Microsoft issues emergency update to fix two vulnerability impacting Windows 10 and Windows Server

The bugs exist in in the way that Microsoft Windows Codecs Library handles objects in memory

Microsoft has released emergency security updates to fix two security bugs that could allow hackers to remotely execute arbitrary code on vulnerable systems running Windows 10 and Windows Server 2019.

According to Microsoft, the two bugs, indexed as CVE-2020-1425 and CVE-2020-1457, exist in the Windows Codecs library that is used to handle compression of large multimedia files (photos/videos) by the OS and decoding of those files within applications for playback.

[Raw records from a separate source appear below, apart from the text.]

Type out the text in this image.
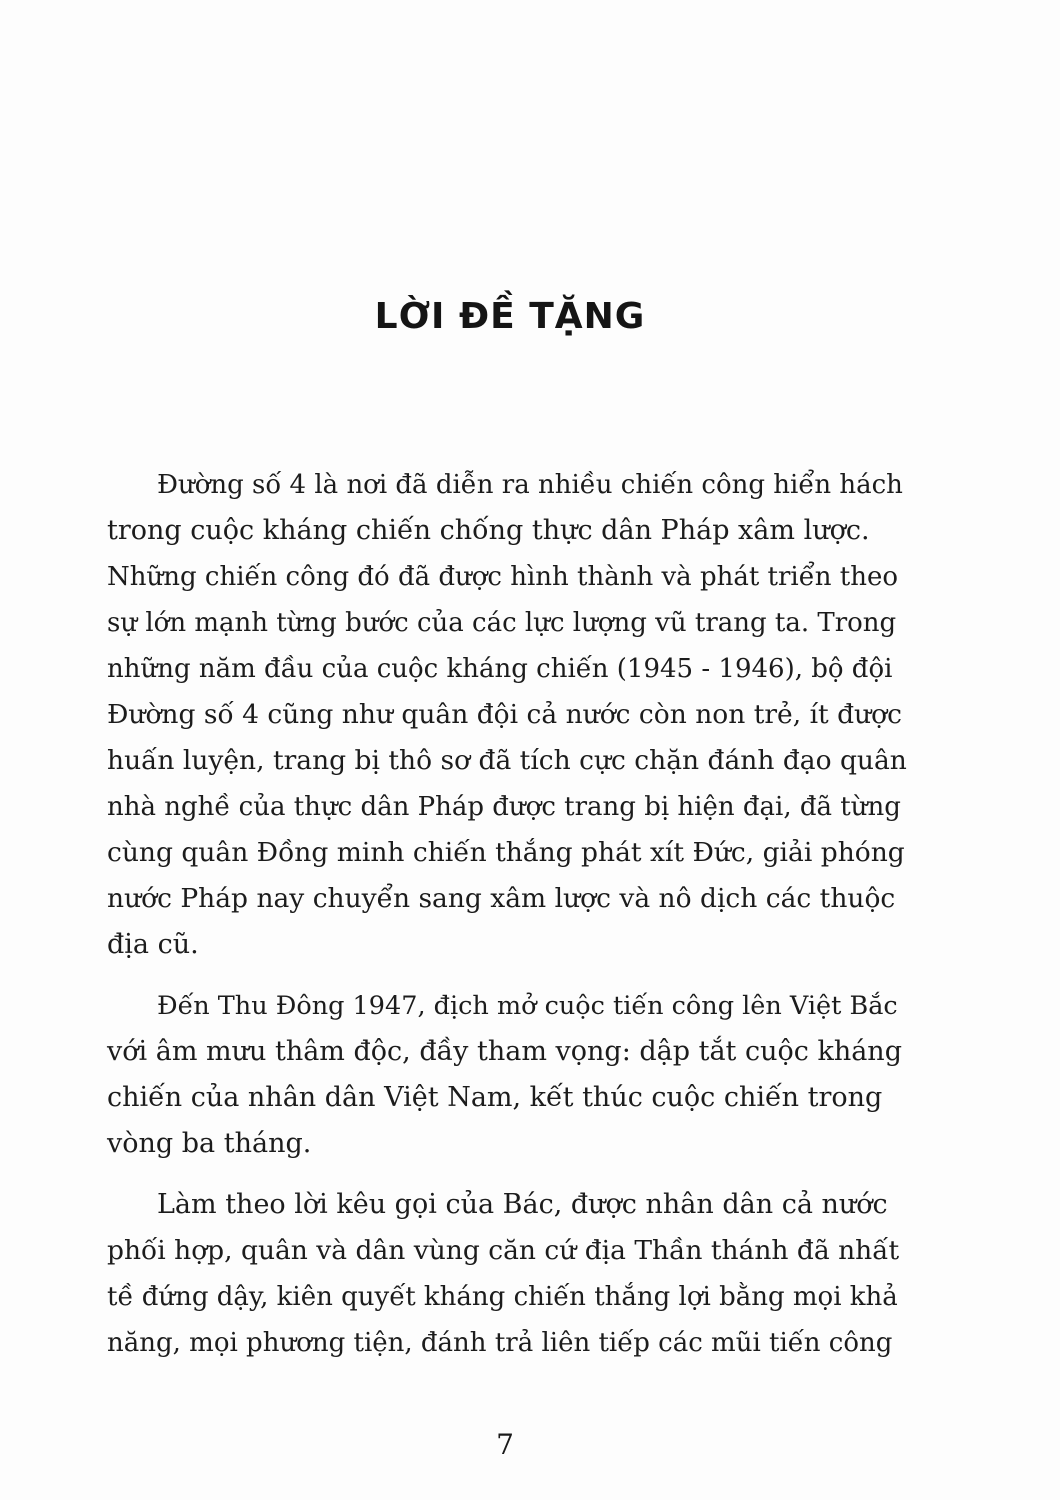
LỜI ĐỀ TẶNG

Đường số 4 là nơi đã diễn ra nhiều chiến công hiển hách
trong cuộc kháng chiến chống thực dân Pháp xâm lược.
Những chiến công đó đã được hình thành và phát triển theo
sự lớn mạnh từng bước của các lực lượng vũ trang ta. Trong
những năm đầu của cuộc kháng chiến (1945 - 1946), bộ đội
Đường số 4 cũng như quân đội cả nước còn non trẻ, ít được
huấn luyện, trang bị thô sơ đã tích cực chặn đánh đạo quân
nhà nghề của thực dân Pháp được trang bị hiện đại, đã từng
cùng quân Đồng minh chiến thắng phát xít Đức, giải phóng
nước Pháp nay chuyển sang xâm lược và nô dịch các thuộc
địa cũ.

Đến Thu Đông 1947, địch mở cuộc tiến công lên Việt Bắc
với âm mưu thâm độc, đầy tham vọng: dập tắt cuộc kháng
chiến của nhân dân Việt Nam, kết thúc cuộc chiến trong
vòng ba tháng.

Làm theo lời kêu gọi của Bác, được nhân dân cả nước
phối hợp, quân và dân vùng căn cứ địa Thần thánh đã nhất
tề đứng dậy, kiên quyết kháng chiến thắng lợi bằng mọi khả
năng, mọi phương tiện, đánh trả liên tiếp các mũi tiến công

7
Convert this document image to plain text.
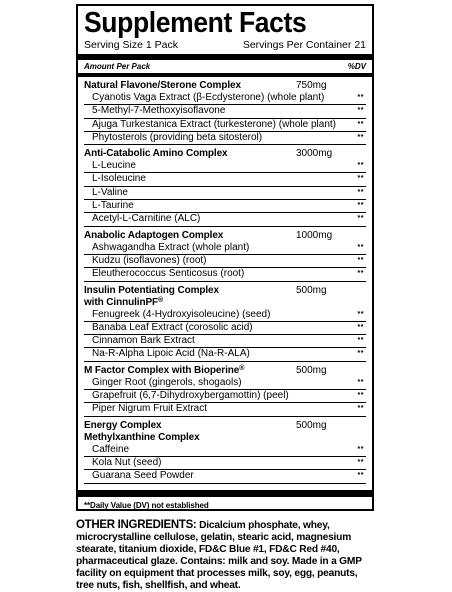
Supplement Facts
Serving Size 1 Pack	Servings Per Container 21
Amount Per Pack	%DV
Natural Flavone/Sterone Complex	750mg
Cyanotis Vaga Extract (β-Ecdysterone) (whole plant)	**
5-Methyl-7-Methoxyisoflavone	**
Ajuga Turkestanica Extract (turkesterone) (whole plant)	**
Phytosterols (providing beta sitosterol)	**
Anti-Catabolic Amino Complex	3000mg
L-Leucine	**
L-Isoleucine	**
L-Valine	**
L-Taurine	**
Acetyl-L-Carnitine (ALC)	**
Anabolic Adaptogen Complex	1000mg
Ashwagandha Extract (whole plant)	**
Kudzu (isoflavones) (root)	**
Eleutherococcus Senticosus (root)	**
Insulin Potentiating Complex	500mg
with CinnulinPF ®
Fenugreek (4-Hydroxyisoleucine) (seed)	**
Banaba Leaf Extract (corosolic acid)	**
Cinnamon Bark Extract	**
Na-R-Alpha Lipoic Acid (Na-R-ALA)	**
M Factor Complex with Bioperine®	500mg
Ginger Root (gingerols, shogaols)	**
Grapefruit (6,7-Dihydroxybergamottin) (peel)	**
Piper Nigrum Fruit Extract	**
Energy Complex	500mg
Methylxanthine Complex
Caffeine	**
Kola Nut (seed)	**
Guarana Seed Powder	**
**Daily Value (DV) not established
OTHER INGREDIENTS: Dicalcium phosphate, whey, microcrystalline cellulose, gelatin, stearic acid, magnesium stearate, titanium dioxide, FD&C Blue #1, FD&C Red #40, pharmaceutical glaze. Contains: milk and soy. Made in a GMP facility on equipment that processes milk, soy, egg, peanuts, tree nuts, fish, shellfish, and wheat.
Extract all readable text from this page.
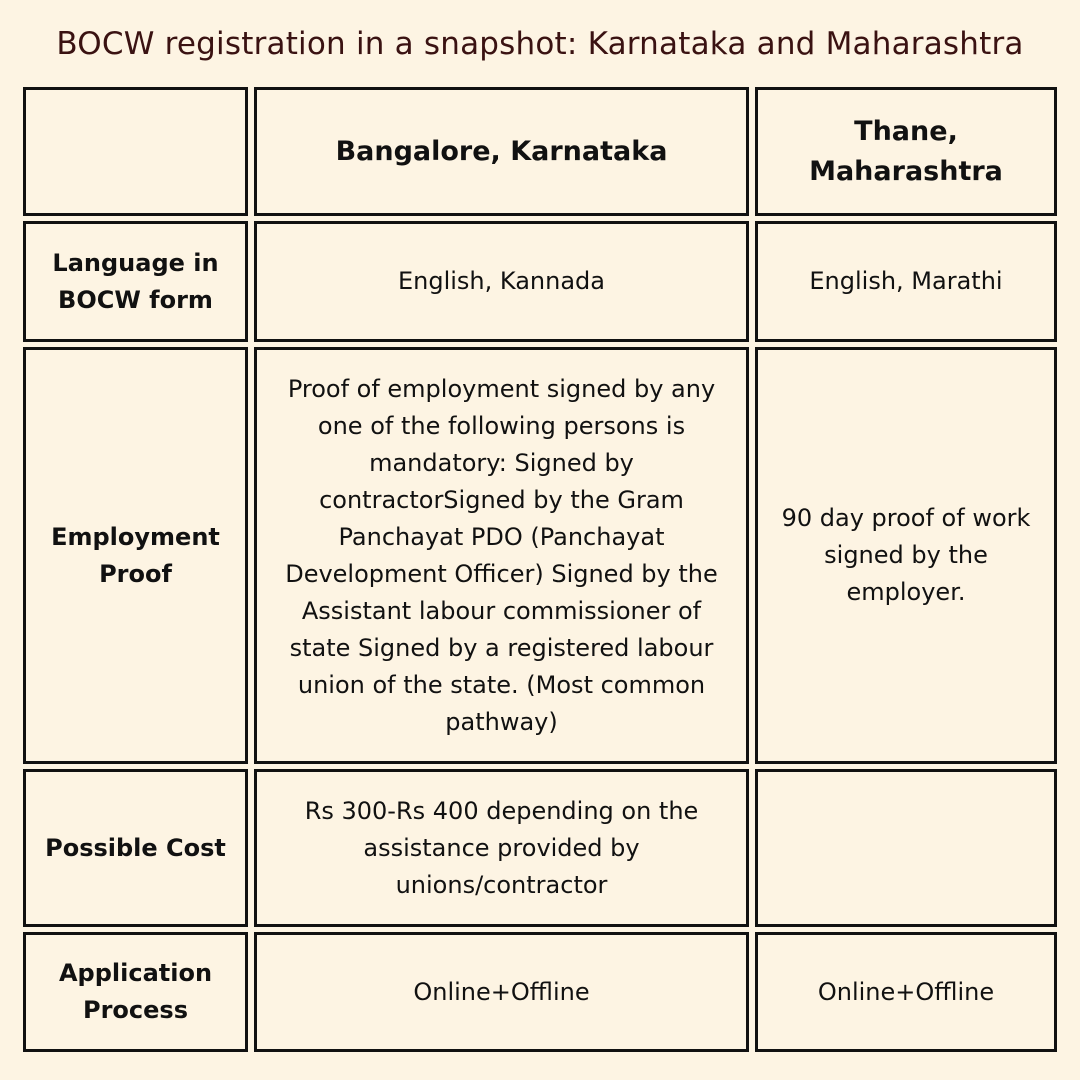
BOCW registration in a snapshot: Karnataka and Maharashtra
Bangalore, Karnataka
Thane, Maharashtra
Language in BOCW form
English, Kannada	English, Marathi
Employment Proof
Proof of employment signed by any one of the following persons is mandatory: Signed by contractorSigned by the Gram Panchayat PDO (Panchayat Development Officer) Signed by the Assistant labour commissioner of state Signed by a registered labour union of the state. (Most common pathway)
90 day proof of work signed by the employer.
Possible Cost
Rs 300-Rs 400 depending on the assistance provided by unions/contractor
Application Process
Online+Offline	Online+Offline
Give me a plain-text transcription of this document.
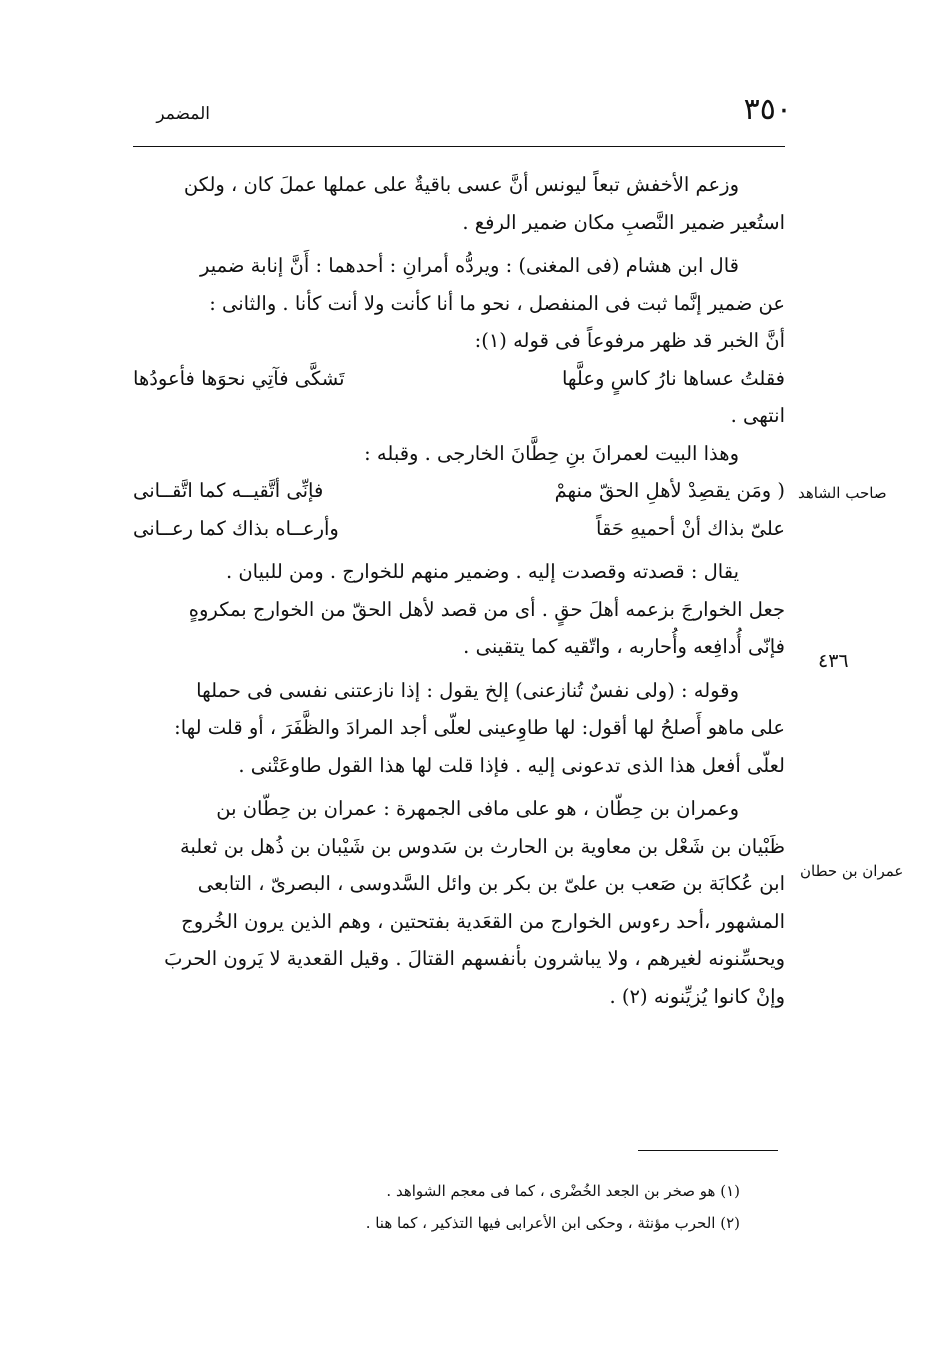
٣٥٠
المضمر
صاحب الشاهد
٤٣٦
عمران بن حطان

وزعم الأخفش تبعاً ليونس أنَّ عسى باقيةٌ على عملها عملَ كان ، ولكن

استُعير ضمير النَّصبِ مكان ضمير الرفع .

قال ابن هشام (فى المغنى) : ويردُّه أمرانِ : أحدهما : أَنَّ إنابة ضمير

عن ضمير إنَّما ثبت فى المنفصل ، نحو ما أنا كأنت ولا أنت كأنا . والثانى :

أنَّ الخبر قد ظهر مرفوعاً فى قوله (١):

فقلتُ عساها نارُ كاسٍ وعلَّها
تَشكَّى فآتِي نحوَها فأعودُها

انتهى .

وهذا البيت لعمرانَ بنِ حِطَّانَ الخارجى . وقبله :

( ومَن يقصِدْ لأهلِ الحقّ منهمْ
فإنِّى أتَّقيــه كما اتَّقــانى
علىّ بذاك أنْ أحميهِ حَقاً
وأرعــاه بذاك كما رعــانى

يقال : قصدته وقصدت إليه . وضمير منهم للخوارج . ومن للبيان .

جعل الخوارجَ بزعمه أهلَ حقٍ . أى من قصد لأهل الحقّ من الخوارج بمكروهٍ

فإنّى أُدافِعه وأُحاربه ، واتّقيه كما يتقينى .

وقوله : (ولى نفسٌ تُنازعنى) إلخ يقول : إذا نازعتنى نفسى فى حملها

على ماهو أَصلحُ لها أقول: لها طاوِعينى لعلّى أجد المرادَ والظَّفَرَ ، أو قلت لها:

لعلّى أفعل هذا الذى تدعونى إليه . فإذا قلت لها هذا القول طاوعَتْنى .

وعمران بن حِطّان ، هو على مافى الجمهرة : عمران بن حِطّان بن

ظَبْيان بن شَعْل بن معاوية بن الحارث بن سَدوس بن شَيْبان بن ذُهل بن ثعلبة

ابن عُكابَة بن صَعب بن علىّ بن بكر بن وائل السَّدوسى ، البصرىّ ، التابعى

المشهور ،أحد رءوس الخوارج من القعَدية بفتحتين ، وهم الذين يرون الخُروج

ويحسِّنونه لغيرهم ، ولا يباشرون بأنفسهم القتالَ . وقيل القعدية لا يَرون الحربَ

وإنْ كانوا يُزيِّنونه (٢) .

(١) هو صخر بن الجعد الخُضْرى ، كما فى معجم الشواهد .
(٢) الحرب مؤنثة ، وحكى ابن الأعرابى فيها التذكير ، كما هنا .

Both RCE flaws exist in the way that Microsoft Windows Codecs Library handles objects in memory. If successfully exploited, the flaws could obtain information to further compromise the targeted system.

To exploit the bug, an attacker would require a user to open a specially crafted image file within applications that use the Windows Codecs Library. To achieve that, hackers can lure a target into downloading and opening a malicious image file that is delivered through either email or a compromised website.

The security updates released by Microsoft address the bugs by correcting how Microsoft Windows Codecs Library handles objects in memory.

CVE-2020-1425 and CVE-2020-1457 were rated as "critical" and "important," respectively by Microsoft.

Users don't need to take any action to receive the updates as patches will be automatically deployed on affected systems through Microsoft Store, the company said. Those who want to update their systems immediately can check for updates with the Microsoft Store App.

The company also said that there are no workarounds or mitigations for these vulnerabilities.

The vulnerabilities were privately reported to the company, and there is no evidence to suggest that they have been used in the wild by attackers, Microsoft added.

Microsoft credited Abdul-Aziz Hariri, a security researcher at Trend Micro, for discovering the two bugs and sharing the details with Microsoft.

The two out of band security updates from Microsoft come just weeks after the company's largest-ever Patch Tuesday update in June, which addressed a total of 129 security vulnerabilities across a suite of products/platforms.

Earlier in March, the company had fixed 115 bugs, making it the second-largest update so far by the software giant.

The third-largest update was released in April 2020, which fixed 113 bugs.